Dans le cas de la Malaisie, la Commission d'appel de la FIFA a considéré le changement de réponses lors de l'audience comme un indicateur de risque élevé. Plus le risque est élevé, plus les critères d'évaluation de la demande sont rigoureux, ce qui conduit à un examen approfondi de chaque détail administratif – des numéros de documents au lieu de naissance de la grand-mère – afin de déterminer l'éventualité d'une légalisation irrégulière.
Impact sur la FAM et l'équipe nationale malaisienne.
Cet incident continue de secouer le football malaisien, soulevant des questions quant à la procédure de vérification de nationalité des joueurs ayant hérité du club. La réputation de la FAM est ternie auprès de la FIFA, et les plans de l'équipe nationale sont directement impactés par les suspensions de 12 mois infligées aux sept joueurs.
Au niveau de la gouvernance, cet incident a contraint la fédération à renforcer son système de conformité : collecte, stockage et vérification des documents originaux, recoupements avec les organismes gouvernementaux et mise en place de procédures de gestion des conflits de données. Ce sont là des mesures essentielles pour rétablir la confiance dans le cadre juridique de la FIFA.

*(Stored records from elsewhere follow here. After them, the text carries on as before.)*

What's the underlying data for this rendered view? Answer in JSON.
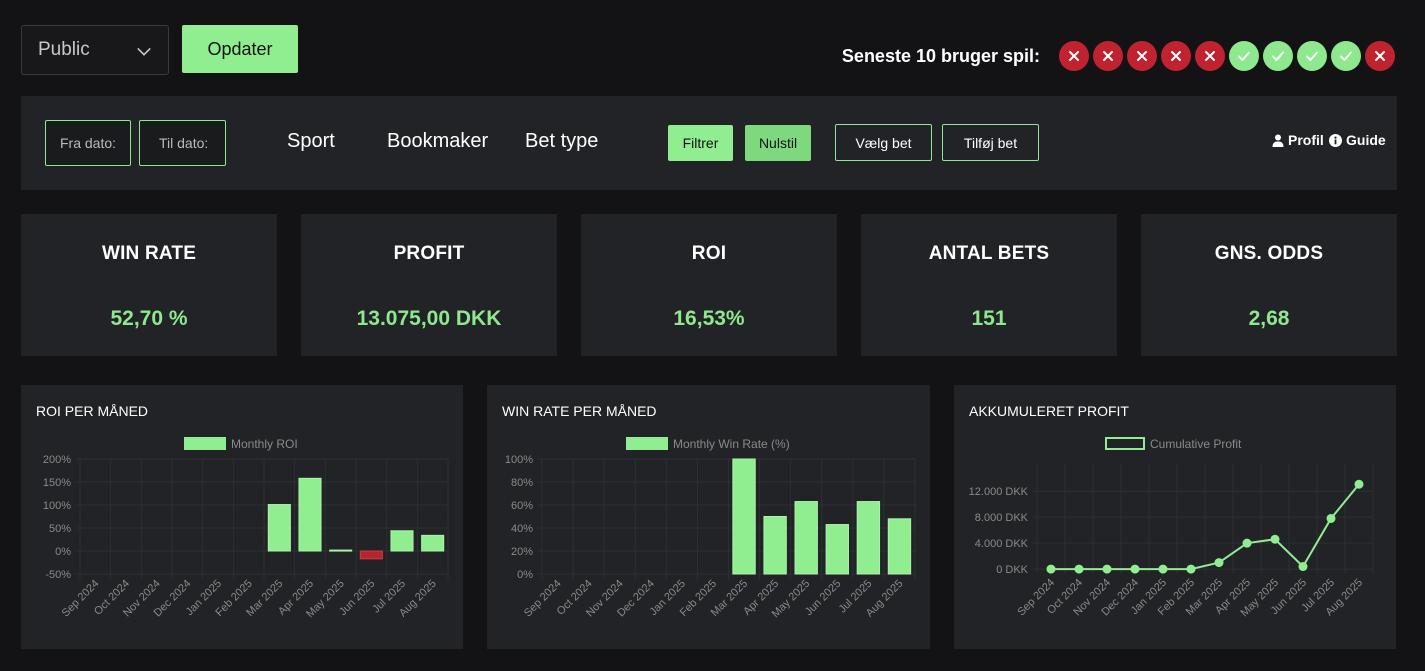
{
  "top": {
    "select_value": "Public",
    "update_label": "Opdater",
    "recent_label": "Seneste 10 bruger spil:",
    "recent_results": [
      "loss",
      "loss",
      "loss",
      "loss",
      "loss",
      "win",
      "win",
      "win",
      "win",
      "loss"
    ]
  },
  "filters": {
    "from_date_placeholder": "Fra dato:",
    "to_date_placeholder": "Til dato:",
    "sport": "Sport",
    "bookmaker": "Bookmaker",
    "bet_type": "Bet type",
    "filter_label": "Filtrer",
    "reset_label": "Nulstil",
    "choose_bet_label": "Vælg bet",
    "add_bet_label": "Tilføj bet",
    "profile_label": "Profil",
    "guide_label": "Guide"
  },
  "stats": [
    {
      "title": "WIN RATE",
      "value": "52,70 %"
    },
    {
      "title": "PROFIT",
      "value": "13.075,00 DKK"
    },
    {
      "title": "ROI",
      "value": "16,53%"
    },
    {
      "title": "ANTAL BETS",
      "value": "151"
    },
    {
      "title": "GNS. ODDS",
      "value": "2,68"
    }
  ],
  "colors": {
    "accent": "#90ee90",
    "loss": "#c0232f",
    "panel": "#222326",
    "bg": "#131316"
  },
  "chart_data": [
    {
      "type": "bar",
      "title": "ROI PER MÅNED",
      "legend": "Monthly ROI",
      "categories": [
        "Sep 2024",
        "Oct 2024",
        "Nov 2024",
        "Dec 2024",
        "Jan 2025",
        "Feb 2025",
        "Mar 2025",
        "Apr 2025",
        "May 2025",
        "Jun 2025",
        "Jul 2025",
        "Aug 2025"
      ],
      "values": [
        0,
        0,
        0,
        0,
        0,
        0,
        101,
        158,
        2,
        -17,
        44,
        34
      ],
      "ylim": [
        -50,
        200
      ],
      "yticks": [
        -50,
        0,
        50,
        100,
        150,
        200
      ],
      "ytick_labels": [
        "-50%",
        "0%",
        "50%",
        "100%",
        "150%",
        "200%"
      ]
    },
    {
      "type": "bar",
      "title": "WIN RATE PER MÅNED",
      "legend": "Monthly Win Rate (%)",
      "categories": [
        "Sep 2024",
        "Oct 2024",
        "Nov 2024",
        "Dec 2024",
        "Jan 2025",
        "Feb 2025",
        "Mar 2025",
        "Apr 2025",
        "May 2025",
        "Jun 2025",
        "Jul 2025",
        "Aug 2025"
      ],
      "values": [
        0,
        0,
        0,
        0,
        0,
        0,
        100,
        50,
        63,
        43,
        63,
        48
      ],
      "ylim": [
        0,
        100
      ],
      "yticks": [
        0,
        20,
        40,
        60,
        80,
        100
      ],
      "ytick_labels": [
        "0%",
        "20%",
        "40%",
        "60%",
        "80%",
        "100%"
      ]
    },
    {
      "type": "line",
      "title": "AKKUMULERET PROFIT",
      "legend": "Cumulative Profit",
      "categories": [
        "Sep 2024",
        "Oct 2024",
        "Nov 2024",
        "Dec 2024",
        "Jan 2025",
        "Feb 2025",
        "Mar 2025",
        "Apr 2025",
        "May 2025",
        "Jun 2025",
        "Jul 2025",
        "Aug 2025"
      ],
      "values": [
        0,
        0,
        0,
        0,
        0,
        0,
        1000,
        4000,
        4600,
        400,
        7800,
        13075
      ],
      "ylim": [
        -600,
        14500
      ],
      "yticks": [
        0,
        4000,
        8000,
        12000
      ],
      "ytick_labels": [
        "0 DKK",
        "4.000 DKK",
        "8.000 DKK",
        "12.000 DKK"
      ]
    }
  ]
}
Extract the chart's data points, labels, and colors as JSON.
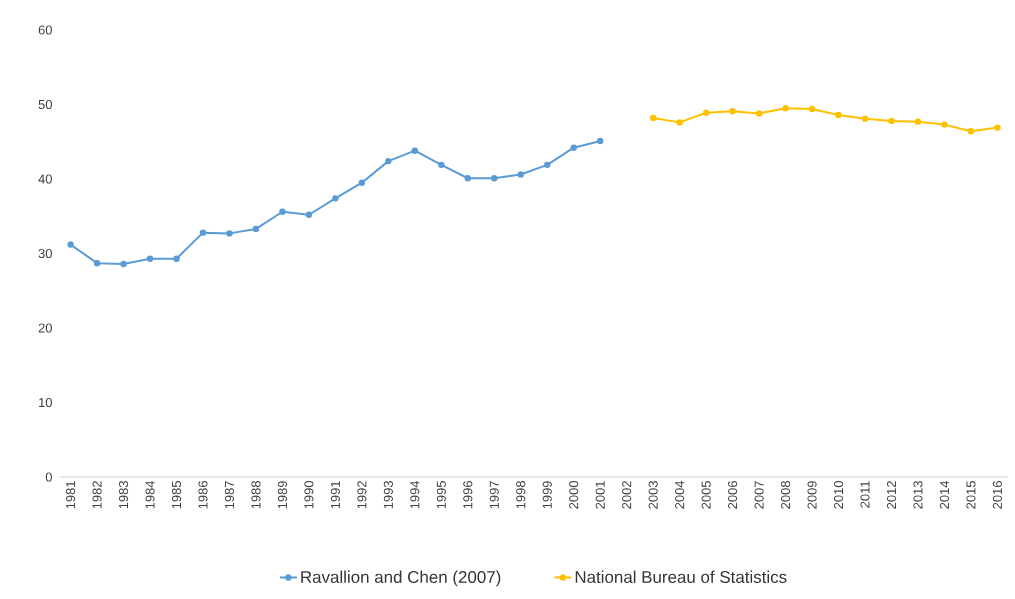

Statistiques rapides sur les pénalités
| Parties prenantes | Peine |
|---|---|
| FAM | Une amende de 350 000 francs suisses. |
| Facundo Garcés | Interdiction de compétition pendant 12 mois ; amende de 2 000 francs suisses. |
| Imanol Machuca | Interdiction de compétition pendant 12 mois ; amende de 2 000 francs suisses. |
| Hector Hevel | Interdiction de compétition pendant 12 mois ; amende de 2 000 francs suisses. |
| Gabriel Palmero | Interdiction de compétition pendant 12 mois ; amende de 2 000 francs suisses. |
| Rodrigo Holgado | Interdiction de compétition pendant 12 mois ; amende de 2 000 francs suisses. |
| João Figueiredo | Interdiction de compétition pendant 12 mois ; amende de 2 000 francs suisses. |
| Jon Irazabal | Interdiction de compétition pendant 12 mois ; amende de 2 000 francs suisses. |
Points forts
- Le rapport de 63 pages a révélé que les déclarations contradictoires concernant le lieu de naissance de la grand-mère constituaient un détail crucial dans le processus d'évaluation.
- La comparaison de trois certificats de naissance provenant de sources différentes a révélé des anomalies.
- La FIFA a confirmé les sanctions : la FAM a été condamnée à une amende de 350 000 CHF ; sept joueurs ont été suspendus pour 12 mois et condamnés à une amende de 2 000 CHF chacun.
- La FAM confirme son intention de faire appel auprès du TAS.